Je n’ai pas le choix, je dois me mettre au service de Zaâtout. Sinon je n’aurais pas mon roman. Ce serait une catastrophe s’il s’avisait de démissionner de son poste comme président de Reconquête, de se retirer de la vie publique, de gagner une île dans les Caraïbes.

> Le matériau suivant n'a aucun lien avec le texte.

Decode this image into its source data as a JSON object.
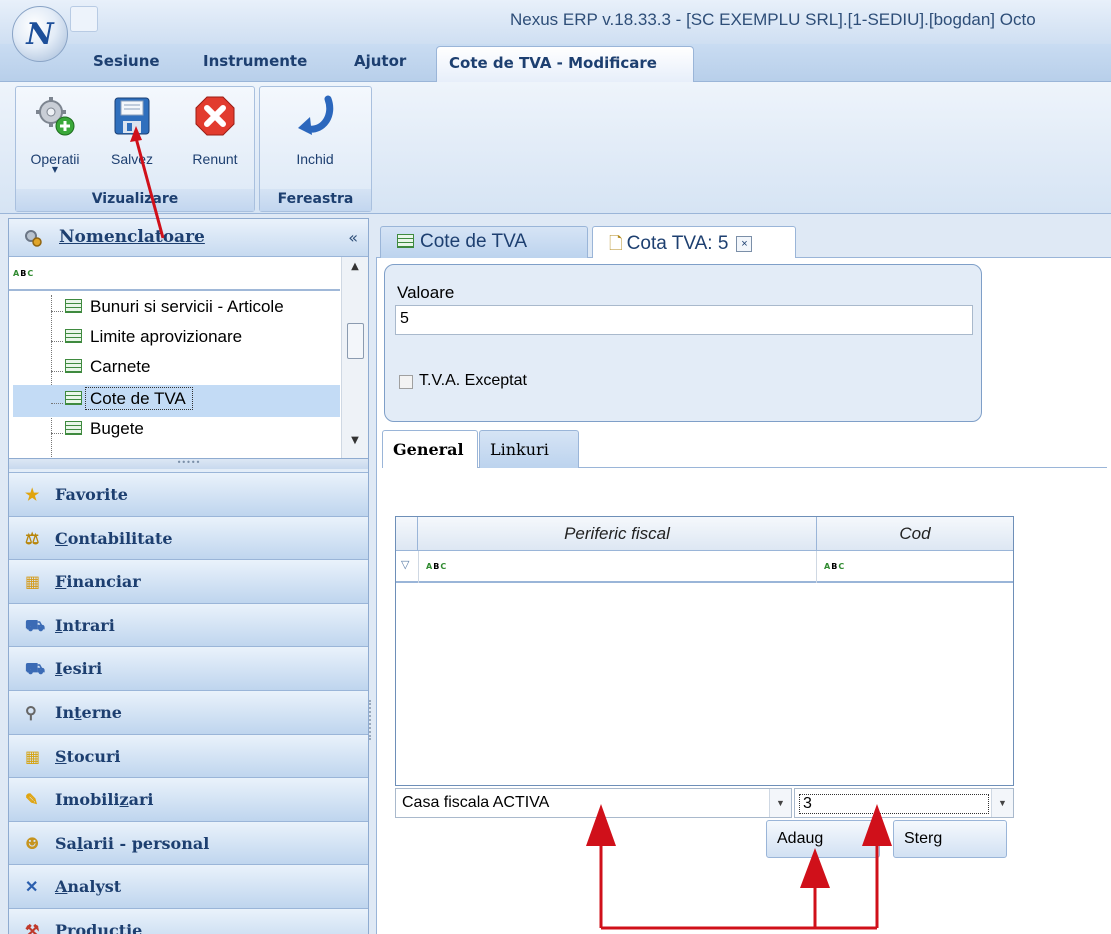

Il nous laisserait avec les combines de Macron qui ne va pas manquer une figure de rhétorique pour semer la discorde dans la Nupes (qui persiste à chanter victoire même si les jours de Mélenchon seront de moins en moins mitrailleurs), avec les Républicains (qui risquent de se laisser doubler par le Front National qui s’imposerait – grâce à Zaâtout – comme un parti de gouvernement somme toute respectable), avec Bock-Côté (shkoun hada ?) qui rédige et récite ses chroniques avec un accent et une assiduité québécoises qui l’excluent du cirque médiatique gaulois dans lequel il tente de s’insinuer. Je ne manque pas de pistes pour poursuivre cette chronique. Je dois encore donner le dénouement de la liaison de Zaâtout avec Sarah – non moins importante que celle de Don Quichotte avec Dulcinea del Toboso –, l’accompagner en consultation chez son psy, qui serait de Marrakech, formé à l’école des Gnawas de Jamaa el-Fna, recueillir ses confidences à la maison de repos où il devra passer bien du temps pour se calmer, arrêtant de gigoter en gloussant et de glousser en gigotant, avant de se lancer dans une nouvelle campagne qui ne durerait pas moins de cinq ans. Au faîte de sa gloire, Zaâtout déclarait : « C'est ma collaboratrice, ma compagne, il n'y aurait pas eu de campagne sans Sarah Knafo. » Jamais je n'aurais conçu, je l'avoue humblement, plus belle déclaration d'amour et dans ma misère littéraire j'en suis à me demander s'il aurait dans l'avenir une campagne sans compagne.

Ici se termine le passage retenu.